The HP, Intel and Yahoo Cloud Computing Test Bed, announced last week, is meant to promote open, collaborative research in cloud computing by providing large-scale environments where hardware and software designers can try out their large-scale ideas. The three giants funding the program are banking on smart people in academia, government, and industry to help come up with the best ways to build, connect, manage and deploy systems that deliver compute power on demand.
The test bed will be made up of six datacenters, hosted at HP Labs, Intel Research, Yahoo, the University of Illinois at Urbana-Champaign, Karlsruhe Institute of Technology in Germany, and the Infocomm Development Authority in Singapore. Each facility will house 1,000 to 4,000 processor cores (mainly HP and Intel hardware, naturally) running under the open-source distributed computing system Hadoop.
At the announcement of the new program, Prith Banerjee, HP’s senior vice president of research and director of HP Labs, said that enabling researchers to work on “intelligent infrastructure, radically new architectures, massive storage, and sustainable IT systems” will usher in the “era of ‘everything as a service’ -- everything will act seamlessly through the cloud based on user location, preference, and community.” Banerjee said the project is essentially giving researchers their own “utility” to develop the cloud “as a platform for new services and experiences.”
“The test bed simulates a real-life, global, Internet-scale environment, which gives researchers an unprecedented ability to test applications and measure the performance of infrastructures and services built to run on large-scale cloud systems,” Russ Daniels, chief technology officer of HP Cloud Services, told GRIDtoday. “Because the test bed operates at Internet-scale, researchers can tackle larger problems, increase the speed at which experiments can be performed, investigate new parallel programming models, and train students that are at the frontier of the computing industry.”
Each of the big three will be contributing research results, as well.

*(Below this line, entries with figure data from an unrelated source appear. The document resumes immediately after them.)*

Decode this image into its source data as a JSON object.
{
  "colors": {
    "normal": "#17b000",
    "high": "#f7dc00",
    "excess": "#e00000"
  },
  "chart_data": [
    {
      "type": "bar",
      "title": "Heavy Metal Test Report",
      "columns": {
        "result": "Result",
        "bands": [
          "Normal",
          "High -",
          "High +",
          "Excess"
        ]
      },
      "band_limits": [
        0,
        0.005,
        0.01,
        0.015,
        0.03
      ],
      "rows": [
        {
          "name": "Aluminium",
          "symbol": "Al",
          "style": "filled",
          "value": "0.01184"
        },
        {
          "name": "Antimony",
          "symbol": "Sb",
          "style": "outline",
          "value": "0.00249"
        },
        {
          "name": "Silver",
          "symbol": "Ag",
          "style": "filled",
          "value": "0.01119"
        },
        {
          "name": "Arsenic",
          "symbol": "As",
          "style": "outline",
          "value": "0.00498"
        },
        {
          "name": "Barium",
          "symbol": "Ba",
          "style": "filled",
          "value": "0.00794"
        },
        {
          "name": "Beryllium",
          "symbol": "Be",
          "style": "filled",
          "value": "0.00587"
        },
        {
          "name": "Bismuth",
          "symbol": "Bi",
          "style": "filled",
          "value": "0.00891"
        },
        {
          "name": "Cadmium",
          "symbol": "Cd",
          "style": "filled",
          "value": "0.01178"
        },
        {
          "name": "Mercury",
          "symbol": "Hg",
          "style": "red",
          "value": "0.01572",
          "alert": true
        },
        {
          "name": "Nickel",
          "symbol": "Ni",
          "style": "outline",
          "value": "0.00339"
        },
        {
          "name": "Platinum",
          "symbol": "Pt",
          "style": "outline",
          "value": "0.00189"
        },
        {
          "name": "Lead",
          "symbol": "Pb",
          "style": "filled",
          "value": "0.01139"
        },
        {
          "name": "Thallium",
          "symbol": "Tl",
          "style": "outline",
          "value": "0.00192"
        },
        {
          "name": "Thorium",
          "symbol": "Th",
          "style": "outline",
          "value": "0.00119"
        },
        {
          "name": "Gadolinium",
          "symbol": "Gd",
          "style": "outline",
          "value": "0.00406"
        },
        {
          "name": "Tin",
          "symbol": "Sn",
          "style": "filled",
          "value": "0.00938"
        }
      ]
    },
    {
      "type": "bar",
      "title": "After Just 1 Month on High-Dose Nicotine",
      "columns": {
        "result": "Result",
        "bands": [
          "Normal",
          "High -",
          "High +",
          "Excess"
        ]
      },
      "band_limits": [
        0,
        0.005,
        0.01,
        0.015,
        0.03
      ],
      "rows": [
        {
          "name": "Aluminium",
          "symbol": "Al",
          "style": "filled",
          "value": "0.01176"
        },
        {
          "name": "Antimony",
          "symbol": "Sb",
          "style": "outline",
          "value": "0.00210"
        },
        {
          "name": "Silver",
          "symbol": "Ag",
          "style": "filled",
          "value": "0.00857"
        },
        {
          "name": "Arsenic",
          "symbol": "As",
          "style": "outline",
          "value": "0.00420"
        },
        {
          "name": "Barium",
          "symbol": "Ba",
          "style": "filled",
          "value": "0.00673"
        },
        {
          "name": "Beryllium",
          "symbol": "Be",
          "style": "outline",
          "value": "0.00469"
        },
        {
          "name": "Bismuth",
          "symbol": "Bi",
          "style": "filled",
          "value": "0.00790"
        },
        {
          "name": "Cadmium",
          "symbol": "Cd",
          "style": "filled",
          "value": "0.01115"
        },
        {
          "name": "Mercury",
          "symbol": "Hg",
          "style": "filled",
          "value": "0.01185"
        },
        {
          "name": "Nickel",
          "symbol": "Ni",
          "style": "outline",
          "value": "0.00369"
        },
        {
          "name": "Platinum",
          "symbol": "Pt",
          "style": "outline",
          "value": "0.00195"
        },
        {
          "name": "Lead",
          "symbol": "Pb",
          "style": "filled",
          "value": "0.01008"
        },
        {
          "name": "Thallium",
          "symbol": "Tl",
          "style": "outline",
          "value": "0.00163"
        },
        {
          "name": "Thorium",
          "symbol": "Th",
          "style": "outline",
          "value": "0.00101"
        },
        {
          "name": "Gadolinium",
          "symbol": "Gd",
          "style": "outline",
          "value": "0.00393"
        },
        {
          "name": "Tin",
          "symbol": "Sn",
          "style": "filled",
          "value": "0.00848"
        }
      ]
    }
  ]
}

HP has five areas it’s focusing on. One, Daniels says, is to develop “an enterprise storage service that can automatically scale to store petabytes of data across geographically dispersed locations, and offers a non-stop, fault-tolerant, self-managing platform that can be simultaneously used by multiple parties for different purposes.”
Cells as a Service is a prototype system for managing cloud infrastructure based on “service cells.” Each cell can contain “an arbitrary assembly of virtual machines, virtual storage volumes, and virtual networks, connected in whatever design of IT infrastructure a customer desires,” Daniels says. “Cells are securely isolated from one another, although connectivity between cells can be established in controlled ways. This enables the management of a cloud infrastructure to be automated and allows for the dynamic deployment and management of services offered through the cloud.”
Another group will be working on ways to lower the energy consumption of the huge datacenters that will be required for cloud computing, Daniels says, while another focuses on low-cost “building-block components” that would reduce the cost of datacenters.
Intel is less specific about its cloud-specific research, but considering it makes the compute cores, it’s easy to imagine the company implementing functions that would enhance scalability and virtualization, or reduce heat, for example. This program falls under Intel’s “exploratory research” bucket, a spokesperson says, “which means it’s off-roadmap and more looking at the next five to 10 years.”